Browse over 9,000 car reviews

Sorry, there are no cars that match your search

New car safety rules make us crash test dummies

The Renault Captur would only recieve a four-star safety rating under the current rules.

Australian drivers are about to become real-life crash-test dummies, because from next year it will be easier for less safe cars to earn a five-star safety rating.

The peak body that proudly closed a number of loopholes for crash rating requirements two years ago is about to reopen them so they are more closely aligned with European results, which are less stringent in two key areas. 

The Australasian New Car Assessment Program (ANCAP) currently requires five-star cars to provide airbag protection for back seat passengers, and to score a minimum 12.5 points out of 16 in a head-on crash test, which measures a car’s ability to protect front seat passengers. 

However, from next year, Australia will accept EuroNCAP results even though they do not require five-star cars to provide airbag protection for back seat passengers. 

The European crash test body is also happy to elevate a car to five stars even if it scores less than 12.5 out of 16 in the critical frontal crash test. 

RELATED: Chinese ute safety slammed again

MORE: Indian ute scores two stars ahead of upgrade

VIDEO: Why side airbags are life savers

“Any move to water down safety standards is a raw deal for the consumer,” said Tom Godfrey, the spokesman for Australia’s peak consumer body Choice. 

“Any move to compromise these ratings in a bid to align with apparently weaker international criteria would not be a good thing for consumers.” 

Choice said ANCAP had done good work in the past at improving vehicle safety, but adopting Europe’s weaker testing measures was a step backwards. 

“Choice believes Australia should maintain the highest standards possible when it comes to car safety,” said Mr Godfrey.

Frontal crashes are more common but side impacts are more deadly, which is why ANCAP initially made side airbags mandatory for five-star cars. 

ANCAP is making the changes so its results become more closely aligned with EuroNCAP, to cut confusion among buyers, even though ANCAP preceded its European counterpart when it was established in 1993. 

The changes mean cars that would not qualify for a five-star rating in Australia today will get a five-star rating under the new rules. 

For example, the Renault Captur SUV, if it were launched in Australia this year as planned, would earn a four-star rating under the current guidelines because it lacks rear airbags.

But because Renault has delayed the launch until 2015 — when the relaxed rules are introduced — it will get a five-star rating. 

Renault Australia spokeswoman Emily Fadeyev insists the late arrival is due to “global demand and shipping delays” and not to take advantage of the rule change. 

EuroNCAP is not due to make rear airbags mandatory for five-star ratings until 2016, and currently has no plans to reinstate the minimum requirement of a 12.5 score out of 16 in the frontal crash test. 
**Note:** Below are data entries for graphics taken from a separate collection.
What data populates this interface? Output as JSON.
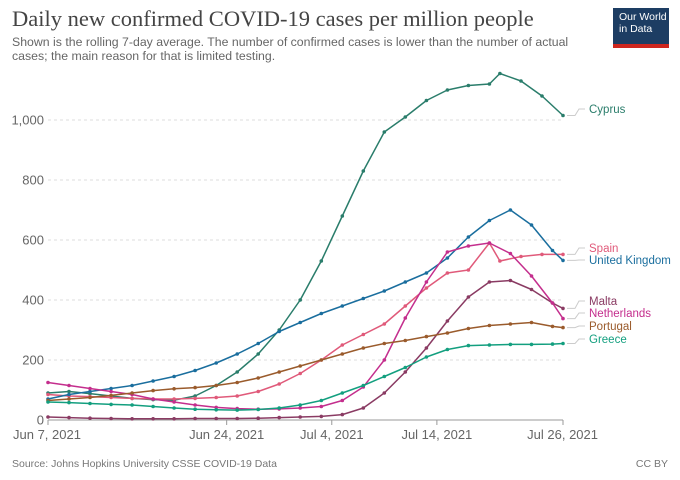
{
  "header": {
    "title": "Daily new confirmed COVID-19 cases per million people",
    "subtitle": "Shown is the rolling 7-day average. The number of confirmed cases is lower than the number of actual cases; the main reason for that is limited testing.",
    "logo_line1": "Our World",
    "logo_line2": "in Data"
  },
  "footer": {
    "source": "Source: Johns Hopkins University CSSE COVID-19 Data",
    "license": "CC BY"
  },
  "colors": {
    "Cyprus": "#2a7d6b",
    "Spain": "#e05a7a",
    "United Kingdom": "#1a6e9e",
    "Malta": "#8a3b63",
    "Netherlands": "#c42e8d",
    "Portugal": "#9a5b2c",
    "Greece": "#139f7f"
  },
  "chart_data": {
    "type": "line",
    "title": "Daily new confirmed COVID-19 cases per million people",
    "xlabel": "",
    "ylabel": "",
    "x_range": [
      "2021-06-07",
      "2021-07-26"
    ],
    "ylim": [
      0,
      1150
    ],
    "y_ticks": [
      0,
      200,
      400,
      600,
      800,
      1000
    ],
    "y_tick_labels": [
      "0",
      "200",
      "400",
      "600",
      "800",
      "1,000"
    ],
    "x_ticks": [
      "2021-06-07",
      "2021-06-24",
      "2021-07-04",
      "2021-07-14",
      "2021-07-26"
    ],
    "x_tick_labels": [
      "Jun 7, 2021",
      "Jun 24, 2021",
      "Jul 4, 2021",
      "Jul 14, 2021",
      "Jul 26, 2021"
    ],
    "grid": true,
    "legend": "right-end labels",
    "series": [
      {
        "name": "Cyprus",
        "points": [
          [
            "2021-06-07",
            90
          ],
          [
            "2021-06-09",
            95
          ],
          [
            "2021-06-11",
            88
          ],
          [
            "2021-06-13",
            80
          ],
          [
            "2021-06-15",
            72
          ],
          [
            "2021-06-17",
            68
          ],
          [
            "2021-06-19",
            66
          ],
          [
            "2021-06-21",
            80
          ],
          [
            "2021-06-23",
            115
          ],
          [
            "2021-06-25",
            160
          ],
          [
            "2021-06-27",
            220
          ],
          [
            "2021-06-29",
            300
          ],
          [
            "2021-07-01",
            400
          ],
          [
            "2021-07-03",
            530
          ],
          [
            "2021-07-05",
            680
          ],
          [
            "2021-07-07",
            830
          ],
          [
            "2021-07-09",
            960
          ],
          [
            "2021-07-11",
            1010
          ],
          [
            "2021-07-13",
            1065
          ],
          [
            "2021-07-15",
            1100
          ],
          [
            "2021-07-17",
            1115
          ],
          [
            "2021-07-19",
            1120
          ],
          [
            "2021-07-20",
            1155
          ],
          [
            "2021-07-22",
            1130
          ],
          [
            "2021-07-24",
            1080
          ],
          [
            "2021-07-26",
            1015
          ]
        ]
      },
      {
        "name": "Spain",
        "points": [
          [
            "2021-06-07",
            85
          ],
          [
            "2021-06-09",
            80
          ],
          [
            "2021-06-11",
            78
          ],
          [
            "2021-06-13",
            75
          ],
          [
            "2021-06-15",
            72
          ],
          [
            "2021-06-17",
            70
          ],
          [
            "2021-06-19",
            70
          ],
          [
            "2021-06-21",
            72
          ],
          [
            "2021-06-23",
            75
          ],
          [
            "2021-06-25",
            80
          ],
          [
            "2021-06-27",
            95
          ],
          [
            "2021-06-29",
            120
          ],
          [
            "2021-07-01",
            155
          ],
          [
            "2021-07-03",
            200
          ],
          [
            "2021-07-05",
            250
          ],
          [
            "2021-07-07",
            285
          ],
          [
            "2021-07-09",
            320
          ],
          [
            "2021-07-11",
            380
          ],
          [
            "2021-07-13",
            440
          ],
          [
            "2021-07-15",
            490
          ],
          [
            "2021-07-17",
            500
          ],
          [
            "2021-07-19",
            590
          ],
          [
            "2021-07-20",
            530
          ],
          [
            "2021-07-22",
            545
          ],
          [
            "2021-07-24",
            552
          ],
          [
            "2021-07-26",
            552
          ]
        ]
      },
      {
        "name": "United Kingdom",
        "points": [
          [
            "2021-06-07",
            70
          ],
          [
            "2021-06-09",
            85
          ],
          [
            "2021-06-11",
            95
          ],
          [
            "2021-06-13",
            105
          ],
          [
            "2021-06-15",
            115
          ],
          [
            "2021-06-17",
            130
          ],
          [
            "2021-06-19",
            145
          ],
          [
            "2021-06-21",
            165
          ],
          [
            "2021-06-23",
            190
          ],
          [
            "2021-06-25",
            220
          ],
          [
            "2021-06-27",
            255
          ],
          [
            "2021-06-29",
            295
          ],
          [
            "2021-07-01",
            325
          ],
          [
            "2021-07-03",
            355
          ],
          [
            "2021-07-05",
            380
          ],
          [
            "2021-07-07",
            405
          ],
          [
            "2021-07-09",
            430
          ],
          [
            "2021-07-11",
            460
          ],
          [
            "2021-07-13",
            490
          ],
          [
            "2021-07-15",
            540
          ],
          [
            "2021-07-17",
            610
          ],
          [
            "2021-07-19",
            665
          ],
          [
            "2021-07-21",
            700
          ],
          [
            "2021-07-23",
            650
          ],
          [
            "2021-07-25",
            565
          ],
          [
            "2021-07-26",
            532
          ]
        ]
      },
      {
        "name": "Malta",
        "points": [
          [
            "2021-06-07",
            10
          ],
          [
            "2021-06-09",
            8
          ],
          [
            "2021-06-11",
            6
          ],
          [
            "2021-06-13",
            5
          ],
          [
            "2021-06-15",
            4
          ],
          [
            "2021-06-17",
            4
          ],
          [
            "2021-06-19",
            4
          ],
          [
            "2021-06-21",
            5
          ],
          [
            "2021-06-23",
            5
          ],
          [
            "2021-06-25",
            5
          ],
          [
            "2021-06-27",
            6
          ],
          [
            "2021-06-29",
            8
          ],
          [
            "2021-07-01",
            10
          ],
          [
            "2021-07-03",
            12
          ],
          [
            "2021-07-05",
            18
          ],
          [
            "2021-07-07",
            40
          ],
          [
            "2021-07-09",
            90
          ],
          [
            "2021-07-11",
            160
          ],
          [
            "2021-07-13",
            240
          ],
          [
            "2021-07-15",
            330
          ],
          [
            "2021-07-17",
            410
          ],
          [
            "2021-07-19",
            460
          ],
          [
            "2021-07-21",
            465
          ],
          [
            "2021-07-23",
            435
          ],
          [
            "2021-07-25",
            390
          ],
          [
            "2021-07-26",
            372
          ]
        ]
      },
      {
        "name": "Netherlands",
        "points": [
          [
            "2021-06-07",
            125
          ],
          [
            "2021-06-09",
            115
          ],
          [
            "2021-06-11",
            105
          ],
          [
            "2021-06-13",
            95
          ],
          [
            "2021-06-15",
            85
          ],
          [
            "2021-06-17",
            70
          ],
          [
            "2021-06-19",
            60
          ],
          [
            "2021-06-21",
            50
          ],
          [
            "2021-06-23",
            42
          ],
          [
            "2021-06-25",
            38
          ],
          [
            "2021-06-27",
            36
          ],
          [
            "2021-06-29",
            37
          ],
          [
            "2021-07-01",
            40
          ],
          [
            "2021-07-03",
            45
          ],
          [
            "2021-07-05",
            65
          ],
          [
            "2021-07-07",
            110
          ],
          [
            "2021-07-09",
            200
          ],
          [
            "2021-07-11",
            340
          ],
          [
            "2021-07-13",
            460
          ],
          [
            "2021-07-15",
            560
          ],
          [
            "2021-07-17",
            580
          ],
          [
            "2021-07-19",
            590
          ],
          [
            "2021-07-21",
            555
          ],
          [
            "2021-07-23",
            480
          ],
          [
            "2021-07-25",
            390
          ],
          [
            "2021-07-26",
            338
          ]
        ]
      },
      {
        "name": "Portugal",
        "points": [
          [
            "2021-06-07",
            65
          ],
          [
            "2021-06-09",
            70
          ],
          [
            "2021-06-11",
            75
          ],
          [
            "2021-06-13",
            82
          ],
          [
            "2021-06-15",
            90
          ],
          [
            "2021-06-17",
            98
          ],
          [
            "2021-06-19",
            104
          ],
          [
            "2021-06-21",
            108
          ],
          [
            "2021-06-23",
            115
          ],
          [
            "2021-06-25",
            125
          ],
          [
            "2021-06-27",
            140
          ],
          [
            "2021-06-29",
            160
          ],
          [
            "2021-07-01",
            180
          ],
          [
            "2021-07-03",
            200
          ],
          [
            "2021-07-05",
            220
          ],
          [
            "2021-07-07",
            240
          ],
          [
            "2021-07-09",
            255
          ],
          [
            "2021-07-11",
            265
          ],
          [
            "2021-07-13",
            278
          ],
          [
            "2021-07-15",
            290
          ],
          [
            "2021-07-17",
            305
          ],
          [
            "2021-07-19",
            315
          ],
          [
            "2021-07-21",
            320
          ],
          [
            "2021-07-23",
            325
          ],
          [
            "2021-07-25",
            312
          ],
          [
            "2021-07-26",
            308
          ]
        ]
      },
      {
        "name": "Greece",
        "points": [
          [
            "2021-06-07",
            60
          ],
          [
            "2021-06-09",
            58
          ],
          [
            "2021-06-11",
            55
          ],
          [
            "2021-06-13",
            52
          ],
          [
            "2021-06-15",
            50
          ],
          [
            "2021-06-17",
            45
          ],
          [
            "2021-06-19",
            40
          ],
          [
            "2021-06-21",
            36
          ],
          [
            "2021-06-23",
            34
          ],
          [
            "2021-06-25",
            33
          ],
          [
            "2021-06-27",
            35
          ],
          [
            "2021-06-29",
            40
          ],
          [
            "2021-07-01",
            50
          ],
          [
            "2021-07-03",
            65
          ],
          [
            "2021-07-05",
            90
          ],
          [
            "2021-07-07",
            115
          ],
          [
            "2021-07-09",
            145
          ],
          [
            "2021-07-11",
            175
          ],
          [
            "2021-07-13",
            210
          ],
          [
            "2021-07-15",
            235
          ],
          [
            "2021-07-17",
            248
          ],
          [
            "2021-07-19",
            250
          ],
          [
            "2021-07-21",
            252
          ],
          [
            "2021-07-23",
            252
          ],
          [
            "2021-07-25",
            253
          ],
          [
            "2021-07-26",
            255
          ]
        ]
      }
    ]
  }
}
ANCAP chief executive officer Nicholas Clarke told News Corp Australia: “Rear airbags are important, there’s no doubt about that. But Europe will require them (for five star ratings) in due course. There might be room for a little bit of confusion but we will respond to consumers as they arise. It’s really those that have a very active interest in safety that would pursue issues of rear airbags over no rear airbags.”

ANCAP is an independent body funded by the Federal Government, the roads and traffic authorities in each state and territory and some insurance companies. 

It has no power to stop a car from going on sale; instead it tests cars independently and then publishes the results in a star-rating system so consumers can distinguish the safety of new cars. 

ANCAP was the first body of its type in the world to insist cars must have airbag protection for back seat passengers if they are to be awarded five stars. 

ANCAP was also the first to mandate electronic stability control, which can prevent a skid in a corner and is viewed as the next big lifesaver after the seatbelt. 

The rules requiring rear airbags were initially made by ANCAP after a number of cars, including the 2008 Ford Falcon, scored a five-star rating even though they were not fitted with rear airbags. 

ANCAP changed the rules in 2013 to close the loophole and raise safety standards for family cars.

However after just two years, following pressure from some car makers who sell some models without rear airbag protection, ANCAP has announced it will relax this rule and align its testing criteria with its European counterparts.